A solar still is a device for turning unpotable water into potable, through the power of the sun.

You can improvise one on land quite simply*, but they are also available to buy, particularly for use at sea, where the improvised method will not work.

A typical still consists of an inflatable ring (in black to absorb the sun's energy), and a cone-shaped cover of clear plastic. The whole unit floats in the sea, tethered to your life raft.

          .
         / \
        / c \
       /     \
      /       \
     /         \
    /           \
   /             \
___|   |_____|   |___________Sea Level
   | d |  b  | d |
   ++ ++-+ +-+---+
    |e|  | |
    | |  |a|
    | |
  +-+ +-+
  |_____|
  |  f  |
  +-----+

Sea water can enter through the hole a and makes a pool b in the centre of the still. Sunlight evaporates the water, which condenses on the plastic cover c.

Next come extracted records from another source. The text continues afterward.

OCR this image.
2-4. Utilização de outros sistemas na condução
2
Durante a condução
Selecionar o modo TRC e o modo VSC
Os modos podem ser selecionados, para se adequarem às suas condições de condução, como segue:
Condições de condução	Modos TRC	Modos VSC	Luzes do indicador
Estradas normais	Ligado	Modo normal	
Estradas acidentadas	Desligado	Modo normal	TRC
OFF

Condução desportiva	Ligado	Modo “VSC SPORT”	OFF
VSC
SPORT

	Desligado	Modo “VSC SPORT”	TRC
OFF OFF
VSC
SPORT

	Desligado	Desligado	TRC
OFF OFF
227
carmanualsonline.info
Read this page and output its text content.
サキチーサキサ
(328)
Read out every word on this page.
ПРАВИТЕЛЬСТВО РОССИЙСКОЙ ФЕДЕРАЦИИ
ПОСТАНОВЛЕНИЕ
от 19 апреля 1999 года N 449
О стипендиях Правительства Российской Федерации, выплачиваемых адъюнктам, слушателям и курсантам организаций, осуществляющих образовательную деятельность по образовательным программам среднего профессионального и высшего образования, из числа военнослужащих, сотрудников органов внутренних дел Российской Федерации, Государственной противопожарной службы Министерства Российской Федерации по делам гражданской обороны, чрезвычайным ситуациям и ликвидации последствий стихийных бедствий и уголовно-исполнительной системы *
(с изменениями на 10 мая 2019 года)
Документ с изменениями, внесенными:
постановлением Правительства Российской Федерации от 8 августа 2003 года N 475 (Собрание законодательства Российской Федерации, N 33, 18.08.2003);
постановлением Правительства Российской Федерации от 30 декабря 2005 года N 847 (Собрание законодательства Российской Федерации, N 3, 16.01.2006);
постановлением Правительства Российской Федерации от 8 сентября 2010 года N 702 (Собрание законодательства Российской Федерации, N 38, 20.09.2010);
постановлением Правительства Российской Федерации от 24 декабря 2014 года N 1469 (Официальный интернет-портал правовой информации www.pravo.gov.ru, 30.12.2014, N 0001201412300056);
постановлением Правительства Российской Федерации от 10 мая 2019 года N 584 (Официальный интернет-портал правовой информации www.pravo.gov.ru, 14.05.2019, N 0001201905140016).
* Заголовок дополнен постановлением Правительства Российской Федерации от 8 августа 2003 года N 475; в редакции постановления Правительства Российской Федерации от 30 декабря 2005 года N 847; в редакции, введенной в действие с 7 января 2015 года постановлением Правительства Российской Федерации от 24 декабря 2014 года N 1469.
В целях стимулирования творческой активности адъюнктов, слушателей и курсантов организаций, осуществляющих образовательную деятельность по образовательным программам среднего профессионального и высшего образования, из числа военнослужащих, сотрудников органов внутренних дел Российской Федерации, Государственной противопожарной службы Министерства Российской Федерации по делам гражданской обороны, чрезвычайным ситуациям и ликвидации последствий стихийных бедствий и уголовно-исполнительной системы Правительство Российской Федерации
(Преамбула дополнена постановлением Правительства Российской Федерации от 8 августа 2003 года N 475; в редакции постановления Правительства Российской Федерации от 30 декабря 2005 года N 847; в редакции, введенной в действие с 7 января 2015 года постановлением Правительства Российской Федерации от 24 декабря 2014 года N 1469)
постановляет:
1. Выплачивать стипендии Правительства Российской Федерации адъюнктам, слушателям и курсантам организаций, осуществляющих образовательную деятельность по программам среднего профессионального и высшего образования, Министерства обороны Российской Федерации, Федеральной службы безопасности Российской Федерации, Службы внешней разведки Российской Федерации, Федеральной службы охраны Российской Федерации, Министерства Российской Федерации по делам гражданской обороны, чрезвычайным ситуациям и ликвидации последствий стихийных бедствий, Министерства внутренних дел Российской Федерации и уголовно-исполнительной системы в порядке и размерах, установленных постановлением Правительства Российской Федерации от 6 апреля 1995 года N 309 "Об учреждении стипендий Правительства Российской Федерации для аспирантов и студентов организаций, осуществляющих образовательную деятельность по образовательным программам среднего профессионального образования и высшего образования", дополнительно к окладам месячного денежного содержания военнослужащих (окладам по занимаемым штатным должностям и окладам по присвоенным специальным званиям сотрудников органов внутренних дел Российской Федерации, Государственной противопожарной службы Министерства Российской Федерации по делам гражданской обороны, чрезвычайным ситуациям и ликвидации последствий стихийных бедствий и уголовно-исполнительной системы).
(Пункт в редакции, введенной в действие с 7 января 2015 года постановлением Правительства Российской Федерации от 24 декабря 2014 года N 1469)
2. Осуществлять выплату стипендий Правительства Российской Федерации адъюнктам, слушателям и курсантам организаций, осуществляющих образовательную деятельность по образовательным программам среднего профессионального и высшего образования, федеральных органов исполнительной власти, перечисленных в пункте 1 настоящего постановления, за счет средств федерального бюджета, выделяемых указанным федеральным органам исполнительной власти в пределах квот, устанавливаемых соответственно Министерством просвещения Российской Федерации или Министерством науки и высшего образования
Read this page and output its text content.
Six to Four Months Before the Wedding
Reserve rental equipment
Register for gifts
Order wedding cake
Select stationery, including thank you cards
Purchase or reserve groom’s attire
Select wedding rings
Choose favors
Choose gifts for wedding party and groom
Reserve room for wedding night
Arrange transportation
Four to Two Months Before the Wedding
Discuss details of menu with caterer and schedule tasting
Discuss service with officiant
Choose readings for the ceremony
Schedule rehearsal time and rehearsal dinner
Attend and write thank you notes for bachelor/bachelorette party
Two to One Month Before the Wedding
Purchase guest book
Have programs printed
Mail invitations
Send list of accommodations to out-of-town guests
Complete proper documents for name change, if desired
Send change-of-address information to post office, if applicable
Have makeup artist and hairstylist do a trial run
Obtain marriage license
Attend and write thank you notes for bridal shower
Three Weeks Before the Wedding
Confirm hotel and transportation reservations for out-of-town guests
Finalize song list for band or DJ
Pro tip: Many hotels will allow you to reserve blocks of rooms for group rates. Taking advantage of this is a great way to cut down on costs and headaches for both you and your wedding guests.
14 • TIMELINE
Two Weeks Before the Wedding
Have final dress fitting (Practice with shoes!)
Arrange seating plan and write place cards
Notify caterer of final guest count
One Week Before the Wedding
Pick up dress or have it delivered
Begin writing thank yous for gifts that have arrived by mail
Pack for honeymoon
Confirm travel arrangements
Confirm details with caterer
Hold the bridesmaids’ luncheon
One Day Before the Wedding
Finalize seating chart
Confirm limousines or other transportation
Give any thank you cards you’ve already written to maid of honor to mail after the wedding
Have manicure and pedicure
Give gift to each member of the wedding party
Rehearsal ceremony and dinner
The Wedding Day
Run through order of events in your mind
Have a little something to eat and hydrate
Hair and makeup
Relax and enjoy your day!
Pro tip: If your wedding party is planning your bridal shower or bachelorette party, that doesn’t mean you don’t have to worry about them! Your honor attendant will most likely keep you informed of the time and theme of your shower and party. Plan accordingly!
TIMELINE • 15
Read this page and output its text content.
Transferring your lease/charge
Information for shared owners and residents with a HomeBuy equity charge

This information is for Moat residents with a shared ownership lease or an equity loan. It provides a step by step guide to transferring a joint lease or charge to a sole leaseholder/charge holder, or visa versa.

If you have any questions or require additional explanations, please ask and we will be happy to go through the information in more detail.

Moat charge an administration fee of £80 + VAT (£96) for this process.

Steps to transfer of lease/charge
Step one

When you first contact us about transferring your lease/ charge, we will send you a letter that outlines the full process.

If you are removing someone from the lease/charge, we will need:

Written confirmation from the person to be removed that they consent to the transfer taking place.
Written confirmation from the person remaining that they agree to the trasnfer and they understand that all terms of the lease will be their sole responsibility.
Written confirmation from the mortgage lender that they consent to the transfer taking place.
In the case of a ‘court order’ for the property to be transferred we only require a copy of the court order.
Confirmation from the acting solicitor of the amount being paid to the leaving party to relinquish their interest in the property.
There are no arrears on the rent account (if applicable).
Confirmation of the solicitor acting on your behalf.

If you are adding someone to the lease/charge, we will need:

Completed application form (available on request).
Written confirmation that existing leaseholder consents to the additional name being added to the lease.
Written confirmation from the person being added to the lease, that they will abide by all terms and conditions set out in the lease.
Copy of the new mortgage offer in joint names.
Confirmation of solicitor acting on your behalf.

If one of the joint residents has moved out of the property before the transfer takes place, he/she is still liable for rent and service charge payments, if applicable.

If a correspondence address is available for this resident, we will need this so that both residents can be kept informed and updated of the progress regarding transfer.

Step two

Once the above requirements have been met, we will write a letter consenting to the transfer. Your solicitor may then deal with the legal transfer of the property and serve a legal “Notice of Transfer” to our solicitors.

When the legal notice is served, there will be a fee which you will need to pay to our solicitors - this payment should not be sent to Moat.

The condensed water - which is now free from salt, runs down the sloping sides of the cover to the outer ring d, exits through hole e, and collects in the container f. When you need a drink, simply fish the container out of the sea, and hopefully it will contain at least a little drinking water.

A possible problem with the still is that if the sea is too rough, then the saltwater may splash into, and contaminate, the drinking water. However, it has saved many lives, and should be a staple in the kit of the adventurous sea-farer.